There are two ways of reporting the words of a speaker. We can quote his/her speech exactly as it was spoken within quotation marks. This is called direct speech.


We may report the substance of what the speaker said without quoting his/her exact words. This is called indirect speech.


1. Changes in the tense forms:

a) Present Simple: If the reporting verb is in past tense, the present simple changes into past simple.

b) Past Simple: past simple changes into past perfect.

c) Future: Future Tense is indicated by the use of ‘will’ or ‘shall’. If the reporting verb is in the past tense, ‘will’ or ‘shall’ in the direct speech is generally changed into ‘would’ or ‘should’ respectively according to the subject.

2. Pronouns: The pronouns of the direct speech are changed as follows.

i) The pronoun of the First Person (I, we, my, mine, our, ours, me or us) of the direct speech changes according to the Person of the Subject of the Reporting Verb.

ii) The pronoun of the second person (you, your, yours) of the direct speech changes according to the person of the object of the reporting verb.

iii) The Pronoun of the third person (He, his, him, she, her, hers, it, its, they, their, theirs, them) or any noun remains the same in the third person.

3. Modals: Modal verbs, also called modal auxiliaries are auxiliary verbs or helping verbs. Modals express the mood of a verb, such as ability, possibility, necessity, or another condition. Some of the changes which are to be made while converting direct speech to indirect speech are,

a) Will  would b) Can  could c) Must  had to d) Shall  should 4. Time and Place :

a) In reporting a speech in indirect narration, words showing nearness are generally changed into words showing distance.

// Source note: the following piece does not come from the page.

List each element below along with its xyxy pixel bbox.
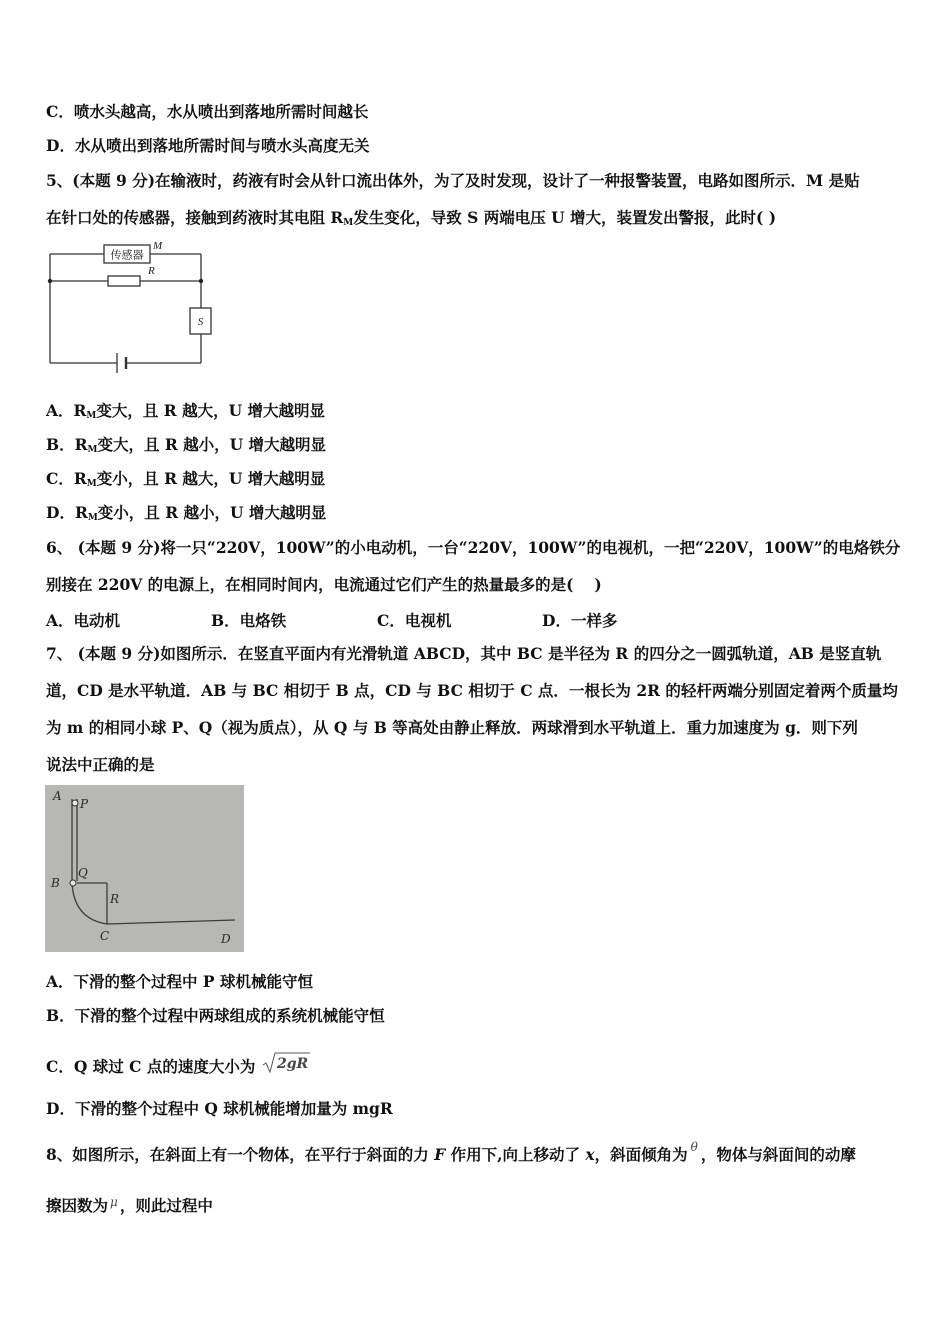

b) If the reporting verb is in the present or future tense, no change is usually made in the adverbs of time or place.

c) If the direct speech expresses a universal truth or fact, or a habitual action, the tense in the indirect speech is not changed.

5. Reporting Verb: Said, told, asked etc. are the most common reporting verbs used in indirect speech. When reporting verb is in present or future: no tense change. When we use present or future reporting verbs, the situation we are reporting has not changed, so there is no tense change.